Jul 29, 2013 Philip Burgess
Consumer confidence has been trending upward since the end of the Great Recession, as individuals are more willing to spend and borrow from short term lending outlets and other financial institutions.
Despite many Americans tightening their spending habits, increasing levels of confidence are a solid indicator of a willingness to spend more money, which may be advantageous for the national economy.
According to the Consumer Electronic Association's (CEA) most recent Index of Consumer Expectations (ICE), confidence levels jumped by 2.3 points in July to land at 167.8 on a 100-point to 300-point scale. Shawn DuBravac, an economist with the CEA noted that a continuation of the Federal Reserve's stimulus plan was a major factor in the slight increase in overall positive sentiment.
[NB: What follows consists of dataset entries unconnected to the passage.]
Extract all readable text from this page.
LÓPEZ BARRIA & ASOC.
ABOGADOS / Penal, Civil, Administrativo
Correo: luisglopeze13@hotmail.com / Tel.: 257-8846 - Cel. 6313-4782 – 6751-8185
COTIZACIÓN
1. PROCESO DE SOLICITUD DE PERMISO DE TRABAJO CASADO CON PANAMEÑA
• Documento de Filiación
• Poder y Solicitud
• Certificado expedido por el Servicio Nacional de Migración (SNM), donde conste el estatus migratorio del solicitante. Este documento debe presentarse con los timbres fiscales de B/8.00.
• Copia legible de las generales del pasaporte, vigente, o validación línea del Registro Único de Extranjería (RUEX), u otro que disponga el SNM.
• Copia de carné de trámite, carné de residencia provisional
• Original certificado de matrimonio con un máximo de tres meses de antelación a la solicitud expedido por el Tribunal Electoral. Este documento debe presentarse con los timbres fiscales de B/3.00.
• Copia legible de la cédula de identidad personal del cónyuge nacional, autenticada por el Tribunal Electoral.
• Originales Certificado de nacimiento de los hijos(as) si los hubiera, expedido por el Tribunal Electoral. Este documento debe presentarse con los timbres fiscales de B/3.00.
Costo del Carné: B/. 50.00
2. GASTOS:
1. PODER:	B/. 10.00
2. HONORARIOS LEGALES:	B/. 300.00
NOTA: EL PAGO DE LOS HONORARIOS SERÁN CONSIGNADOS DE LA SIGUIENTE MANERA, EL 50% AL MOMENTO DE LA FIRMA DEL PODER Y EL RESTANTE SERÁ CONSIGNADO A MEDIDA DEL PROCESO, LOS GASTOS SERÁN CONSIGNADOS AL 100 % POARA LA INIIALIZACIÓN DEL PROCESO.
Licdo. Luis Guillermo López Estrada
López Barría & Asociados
Despite the spike recorded for the ICE, the Index of Consumer Technology Expectations (ICTE) decreased by 0.3 points in June, down to 86.2. Although it may appear to be a negative development for tech vendors, as it shows consumers are controlling in spending on tech products, other industries stand to benefit from the trend. DuBravac pointed out that the drop in the ICTE most likely indicates that Americans are willing to make other major purchases.
"Consumers continue to buy tech, but pent up demand for other durable categories is placing pressure on technology spending," he noted.
That will be welcome news for car dealers and real estate executives, who could see more business in the coming months as a result of the shift in consumer spending habits. In fact, American automakers have been reporting stellar numbers recently. According to a report from the Autodata Corporation, U.S. new car sales increased by 9.2 percent in June. Many of the major manufactures performed particularly well last month, with Ford leading the way with a 13.4 percent spike in sales.